同社は米国時間10日、仮想化ソフトウェアとうまく適合できるようにサーバ製品のライセンシングを変更し、その詳細を発表した。仮想化ソフトウェアは、大企業からサーバを統合しコストを削減する手段とし注目される、新たなテクノロジーである。
仮想化を利用すると、作業をより少ないマシンで効率的にこなせるようになり、企業はサーバの所有数を減らすことができると、こうした技術の支持者らは主張している。Microsoftの「Virtual Server」やEMCの「VMware」、XenSourceの「Xen」といった仮想化ソフトウェアは、複数のオペレーティングシステム(OS)もしくは同じOSの複数のインスタンスを同時に稼働させる。このとき各インスタンスは、それぞれ独立したコンピュータのように動作する。
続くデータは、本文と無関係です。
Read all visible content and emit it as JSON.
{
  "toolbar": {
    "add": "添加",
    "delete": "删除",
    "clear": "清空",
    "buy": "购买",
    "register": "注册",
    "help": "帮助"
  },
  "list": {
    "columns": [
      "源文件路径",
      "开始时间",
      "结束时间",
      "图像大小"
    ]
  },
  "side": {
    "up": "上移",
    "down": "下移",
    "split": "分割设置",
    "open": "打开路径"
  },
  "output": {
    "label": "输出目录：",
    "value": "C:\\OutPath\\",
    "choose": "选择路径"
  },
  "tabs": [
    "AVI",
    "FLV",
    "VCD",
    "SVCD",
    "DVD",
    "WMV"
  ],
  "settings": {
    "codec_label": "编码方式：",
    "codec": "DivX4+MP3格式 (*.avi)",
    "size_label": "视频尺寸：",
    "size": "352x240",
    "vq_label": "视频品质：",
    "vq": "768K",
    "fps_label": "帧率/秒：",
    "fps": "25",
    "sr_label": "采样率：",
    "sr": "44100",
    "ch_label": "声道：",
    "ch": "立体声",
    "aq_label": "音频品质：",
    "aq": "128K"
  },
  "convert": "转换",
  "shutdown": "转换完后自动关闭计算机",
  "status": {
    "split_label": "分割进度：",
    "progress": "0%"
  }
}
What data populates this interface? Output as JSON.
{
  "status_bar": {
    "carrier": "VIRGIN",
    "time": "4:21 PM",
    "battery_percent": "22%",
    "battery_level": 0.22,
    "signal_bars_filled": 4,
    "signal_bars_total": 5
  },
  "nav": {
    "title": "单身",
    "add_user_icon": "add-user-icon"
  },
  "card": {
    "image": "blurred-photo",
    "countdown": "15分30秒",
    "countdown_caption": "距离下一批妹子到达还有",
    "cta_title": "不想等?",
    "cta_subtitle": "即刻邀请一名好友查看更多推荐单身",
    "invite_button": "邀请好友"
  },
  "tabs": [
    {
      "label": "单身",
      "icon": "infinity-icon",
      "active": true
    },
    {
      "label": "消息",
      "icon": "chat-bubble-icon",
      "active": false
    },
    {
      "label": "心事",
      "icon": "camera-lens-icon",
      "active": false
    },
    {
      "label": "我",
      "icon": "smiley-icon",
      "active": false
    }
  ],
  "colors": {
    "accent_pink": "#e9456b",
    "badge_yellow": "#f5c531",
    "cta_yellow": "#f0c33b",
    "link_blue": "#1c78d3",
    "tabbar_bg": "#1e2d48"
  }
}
しかし、マルチコアプロセッサベースのサーバ技術と同様に、仮想化ソフトウェアテクノロジーは、広く浸透しているプロセッサごとの価格体系とはうまく適合しない。現在、サーバソフトウェアの大半は、1プロセッサごとにライセンスされている。ところが仮想化技術においては、データベースや電子メールサーバなどのアプリケーションを稼働させている「仮想化された」複数のOSのインスタンスが、1台の物理サーバ上に存在できるため、現行の価格体系はそぐわないのだ。消費者がこうした仕組みを目の当たりにすれば、現行の価格は高すぎると考えるようになり、ソフトウェアメーカーがたいへんな混乱状態に陥る可能性がある。
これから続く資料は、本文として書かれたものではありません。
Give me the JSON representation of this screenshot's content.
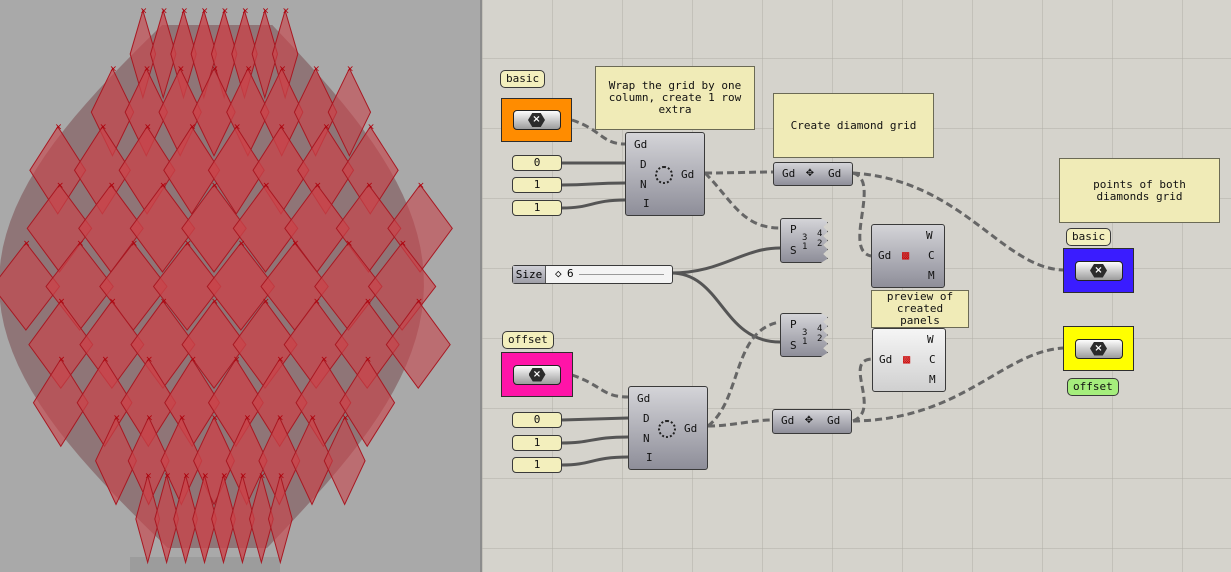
{
  "colors": {
    "viewport_bg": "#a9a9a9",
    "canvas_bg": "#d5d3cc",
    "mesh_fill": "#c9444a",
    "mesh_stroke": "#a81822",
    "orange_param": "#ff8c00",
    "magenta_param": "#ff14a8",
    "blue_param": "#3a1cff",
    "yellow_param": "#ffff00"
  },
  "canvas": {
    "tags": {
      "basic_top": "basic",
      "offset_left": "offset",
      "basic_right": "basic",
      "offset_right": "offset"
    },
    "notes": {
      "wrap": "Wrap the grid by one column, create 1 row extra",
      "diamond": "Create diamond grid",
      "points": "points of both diamonds grid",
      "preview": "preview of created panels"
    },
    "params": {
      "param_icon": "x-hexagon-icon",
      "orange": "×",
      "magenta": "×",
      "blue": "×",
      "yellow": "×"
    },
    "numbers": {
      "top": [
        "0",
        "1",
        "1"
      ],
      "bottom": [
        "0",
        "1",
        "1"
      ]
    },
    "slider": {
      "label": "Size",
      "value": "6"
    },
    "components": {
      "wrap_top": {
        "inputs": [
          "Gd",
          "D",
          "N",
          "I"
        ],
        "output": "Gd"
      },
      "wrap_bottom": {
        "inputs": [
          "Gd",
          "D",
          "N",
          "I"
        ],
        "output": "Gd"
      },
      "diamond_top": {
        "input": "Gd",
        "output": "Gd"
      },
      "diamond_bottom": {
        "input": "Gd",
        "output": "Gd"
      },
      "split_top": {
        "inputs": [
          "P",
          "S"
        ],
        "glyph": [
          "3",
          "4",
          "1",
          "2"
        ]
      },
      "split_bottom": {
        "inputs": [
          "P",
          "S"
        ],
        "glyph": [
          "3",
          "4",
          "1",
          "2"
        ]
      },
      "preview_top": {
        "input": "Gd",
        "outputs": [
          "W",
          "C",
          "M"
        ]
      },
      "preview_bottom": {
        "input": "Gd",
        "outputs": [
          "W",
          "C",
          "M"
        ]
      }
    }
  }
}
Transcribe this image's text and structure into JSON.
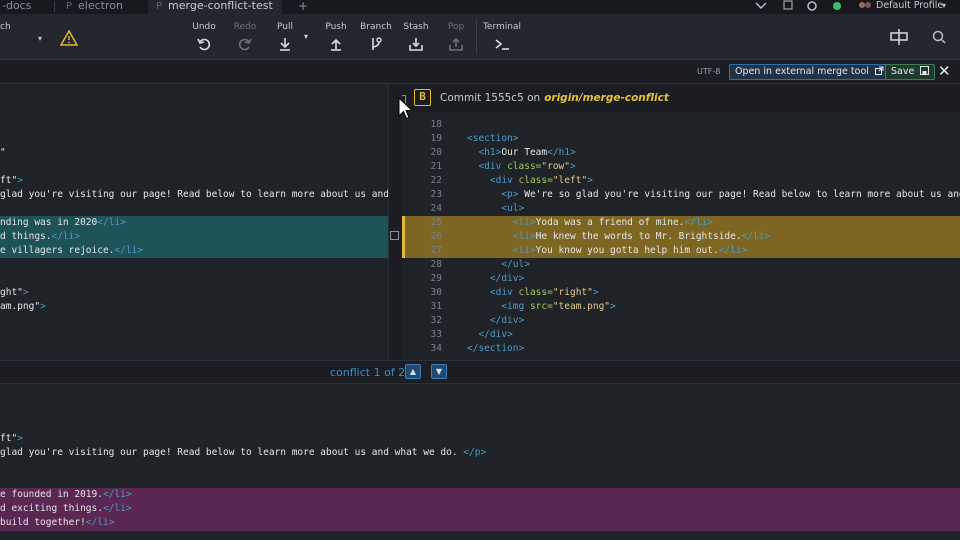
{
  "tabs": [
    {
      "prefix": "",
      "label": "-docs"
    },
    {
      "prefix": "P",
      "label": "electron"
    },
    {
      "prefix": "P",
      "label": "merge-conflict-test"
    }
  ],
  "tab_add": "+",
  "profile": "Default Profile",
  "toolbar": {
    "left_label": "ch",
    "undo": "Undo",
    "redo": "Redo",
    "pull": "Pull",
    "push": "Push",
    "branch": "Branch",
    "stash": "Stash",
    "pop": "Pop",
    "terminal": "Terminal"
  },
  "merge": {
    "encoding": "UTF-8",
    "open_external": "Open in external merge tool",
    "save": "Save",
    "close": "✕"
  },
  "commit": {
    "badge": "B",
    "text": "Commit 1555c5 on",
    "branch": "origin/merge-conflict"
  },
  "left_lines": [
    {
      "text": "\""
    },
    {
      "text": ""
    },
    {
      "text": "ft\">"
    },
    {
      "text": "glad you're visiting our page! Read below to learn more about us and"
    },
    {
      "text": ""
    },
    {
      "text": "nding was in 2020</li>"
    },
    {
      "text": "d things.</li>"
    },
    {
      "text": "e villagers rejoice.</li>"
    },
    {
      "text": ""
    },
    {
      "text": ""
    },
    {
      "text": "ght\">"
    },
    {
      "text": "am.png\">"
    }
  ],
  "right_lines": [
    {
      "n": "18",
      "code": ""
    },
    {
      "n": "19",
      "code": "<section>"
    },
    {
      "n": "20",
      "code": "  <h1>Our Team</h1>"
    },
    {
      "n": "21",
      "code": "  <div class=\"row\">"
    },
    {
      "n": "22",
      "code": "    <div class=\"left\">"
    },
    {
      "n": "23",
      "code": "      <p> We're so glad you're visiting our page! Read below to learn more about us and"
    },
    {
      "n": "24",
      "code": "      <ul>"
    },
    {
      "n": "25",
      "code": "        <li>Yoda was a friend of mine.</li>"
    },
    {
      "n": "26",
      "code": "        <li>He knew the words to Mr. Brightside.</li>"
    },
    {
      "n": "27",
      "code": "        <li>You know you gotta help him out.</li>"
    },
    {
      "n": "28",
      "code": "      </ul>"
    },
    {
      "n": "29",
      "code": "    </div>"
    },
    {
      "n": "30",
      "code": "    <div class=\"right\">"
    },
    {
      "n": "31",
      "code": "      <img src=\"team.png\">"
    },
    {
      "n": "32",
      "code": "    </div>"
    },
    {
      "n": "33",
      "code": "  </div>"
    },
    {
      "n": "34",
      "code": "</section>"
    }
  ],
  "conflict": {
    "text": "conflict 1 of 2",
    "up": "▲",
    "down": "▼"
  },
  "bottom_lines": [
    {
      "text": ""
    },
    {
      "text": ""
    },
    {
      "text": ""
    },
    {
      "text": "ft\">"
    },
    {
      "text": "glad you're visiting our page! Read below to learn more about us and what we do. </p>"
    },
    {
      "text": ""
    },
    {
      "text": ""
    },
    {
      "text": "e founded in 2019.</li>"
    },
    {
      "text": "d exciting things.</li>"
    },
    {
      "text": "build together!</li>"
    }
  ],
  "colors": {
    "conflict_a": "#1d5257",
    "conflict_b": "#7d6622",
    "output_conflict": "#5a2753",
    "accent": "#e2b93b"
  }
}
Microsoftの新ポリシーは、新しい技術と従来のライセンス体系を調和させるためのものだ。12月から適用される同ポリシーでは、サーバソフトウェア製品の価格を、サーバに搭載されている物理プロセッサ数ではなく、サーバ上で稼働しているインスタンス数で決定することになる。
コスト効率のよい方法でマシンの処理能力を分割できるようになることから、こうした変更はユーザーに利益をもたらすものだと、Microsoftは述べている。また、同社でサーバおよびツールのマーケティングを担当するコーポレートバイスプレジデントAndy Leesによれば、Microsoftはパートナープログラムや価格決定ポリシーを通して、自社製品における仮想化技術の利用を拡大していく意向だという。
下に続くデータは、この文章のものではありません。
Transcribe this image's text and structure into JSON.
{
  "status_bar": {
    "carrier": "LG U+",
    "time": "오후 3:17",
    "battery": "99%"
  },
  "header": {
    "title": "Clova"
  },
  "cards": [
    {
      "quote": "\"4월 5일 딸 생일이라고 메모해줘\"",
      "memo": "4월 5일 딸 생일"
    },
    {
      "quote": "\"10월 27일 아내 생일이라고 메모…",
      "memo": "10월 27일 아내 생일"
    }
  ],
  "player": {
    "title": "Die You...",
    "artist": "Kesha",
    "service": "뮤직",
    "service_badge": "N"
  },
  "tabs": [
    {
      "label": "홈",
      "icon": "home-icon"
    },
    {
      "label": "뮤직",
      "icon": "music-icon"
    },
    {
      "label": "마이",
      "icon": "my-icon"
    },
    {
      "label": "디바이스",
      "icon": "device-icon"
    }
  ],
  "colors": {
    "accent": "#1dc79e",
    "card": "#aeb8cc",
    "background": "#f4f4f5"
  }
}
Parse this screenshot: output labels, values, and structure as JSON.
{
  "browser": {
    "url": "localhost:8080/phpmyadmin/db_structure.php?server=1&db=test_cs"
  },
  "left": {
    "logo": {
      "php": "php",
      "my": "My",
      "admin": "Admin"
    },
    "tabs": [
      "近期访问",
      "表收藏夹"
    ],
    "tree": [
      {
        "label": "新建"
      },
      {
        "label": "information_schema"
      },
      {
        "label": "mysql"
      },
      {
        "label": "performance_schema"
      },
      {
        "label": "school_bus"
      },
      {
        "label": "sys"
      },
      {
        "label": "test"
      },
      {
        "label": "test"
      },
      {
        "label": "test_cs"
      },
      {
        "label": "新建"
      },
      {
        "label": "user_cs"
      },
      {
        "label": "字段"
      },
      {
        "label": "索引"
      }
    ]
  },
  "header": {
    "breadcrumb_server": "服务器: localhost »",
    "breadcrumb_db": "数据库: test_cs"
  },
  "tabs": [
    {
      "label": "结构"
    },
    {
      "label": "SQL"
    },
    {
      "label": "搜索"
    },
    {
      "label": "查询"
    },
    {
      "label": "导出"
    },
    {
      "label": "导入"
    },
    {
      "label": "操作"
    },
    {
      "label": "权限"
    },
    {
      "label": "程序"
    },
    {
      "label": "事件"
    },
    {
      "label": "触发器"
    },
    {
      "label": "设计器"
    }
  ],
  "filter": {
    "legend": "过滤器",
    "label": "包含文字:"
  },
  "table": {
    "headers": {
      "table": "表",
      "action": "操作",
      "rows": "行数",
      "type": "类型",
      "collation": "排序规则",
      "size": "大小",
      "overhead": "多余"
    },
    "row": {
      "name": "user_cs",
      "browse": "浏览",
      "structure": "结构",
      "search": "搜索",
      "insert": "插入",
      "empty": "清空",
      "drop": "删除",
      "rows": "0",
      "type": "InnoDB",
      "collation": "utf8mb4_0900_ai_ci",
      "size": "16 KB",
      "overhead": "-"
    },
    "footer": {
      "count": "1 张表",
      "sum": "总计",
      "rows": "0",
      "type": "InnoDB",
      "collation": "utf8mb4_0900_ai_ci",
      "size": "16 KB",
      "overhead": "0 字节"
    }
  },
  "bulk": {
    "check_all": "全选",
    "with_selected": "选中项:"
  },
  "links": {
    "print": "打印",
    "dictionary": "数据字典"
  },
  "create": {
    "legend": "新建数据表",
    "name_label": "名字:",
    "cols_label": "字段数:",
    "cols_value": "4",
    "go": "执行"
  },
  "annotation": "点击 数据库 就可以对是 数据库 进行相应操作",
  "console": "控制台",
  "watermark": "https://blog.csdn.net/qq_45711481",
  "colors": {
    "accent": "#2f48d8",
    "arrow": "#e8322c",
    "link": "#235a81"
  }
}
Leesは「価格体系やライセンス体系などが、テクノロジーの採用を阻んでいる」と指摘し、さらに「ユーザーは、自分たちが袋小路へ向かっているわけではないことを知りたがっている」と話した。
アナリストらは、他社が何らかの対応をせざるを得ない新たなポリシーを打ち出したことで、Microsoftは競合企業を一歩引き離したと述べている。